Firstly, the size of a single node presented as one piece of a big group of nodes has to decrease in order to give an overview about the whole cluster. This results in a large number of very small elements (nodes), the curvatures of which may be difficult to detect, depending on which end-device the database is observed. So in the further planning of the interface, a suitable order has to be found, a very contrasting coloration of the nodes and the background as well as enough space around each element has to be ensured.

Another fact we have to take into account is that the ways to define the ideal value of the different parameters may vary. For example when one considers the parameters “average load”, “used disk”, “used heap” and “number of shards” of each node, the arithmetical average of all nodes may be the ideal value for the used disk, used heap and number of shards as these values should be as balanced as possible.
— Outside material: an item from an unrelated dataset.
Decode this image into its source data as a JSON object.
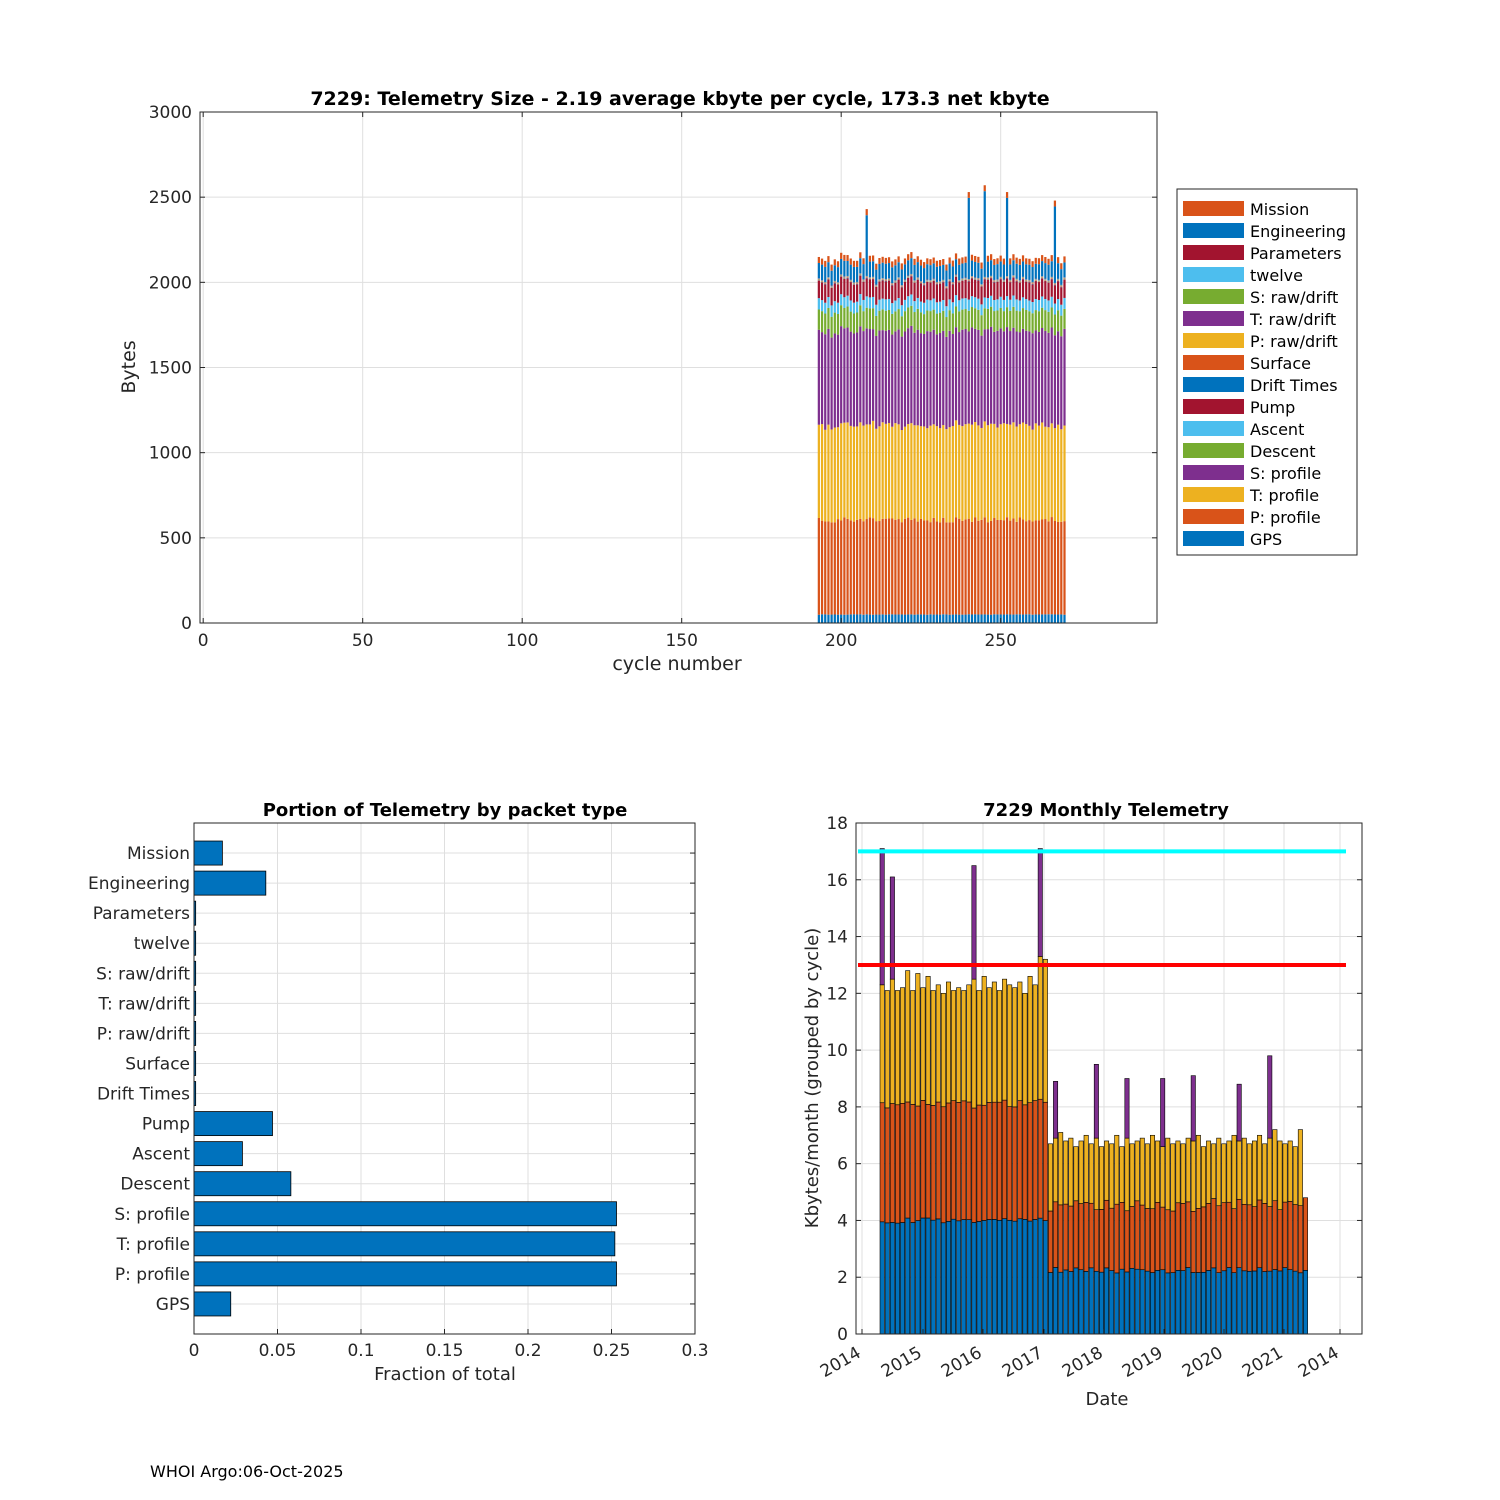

But for the average load it could be more interesting to see just the values that exceed a specific value (for example 1). As already described previously, the curvatures necessary to produce a circle when the values are ideal have to be taken with the vertices moving along the axes.

If the values of all axes are on the same level but not ideal (too high or too low values), this principle produces either too big or too small completely round circles. So if the variation of the size of the circle doesn’t stand out regarding the whole cluster, another variation of the curvatures has to be developed in order to avoid misunderstandings.

6 Further Tasks and Conclusion

Our next steps will be to tackle the previously described difficulties, to perform tests with a broader range of participants selected from the expected customer group of Crate Technology GmbH and to revise the visualization according to the results. Subsequently we plan to extend the visualized answers to a broader range of answers to questions that may be valuable as well and to think of opportunities to integrate these visualizations into the user interface of Crate. In this process, the necessary functions of the visualization interface will reveal, such as a possibility to see and compare the cluster state at different points in time, or the zooming from the view of the whole cluster to a single node view with further details.

First budget usability tests of the visualization of single nodes with real-time data have already shown that the participants are able to deduce the state of the node via a shape developed through the merging of radar charts and circles. This suggests further research in the simplicity and intuitiveness of the perception and assessment of shapes, in particular when working in the environment of big data.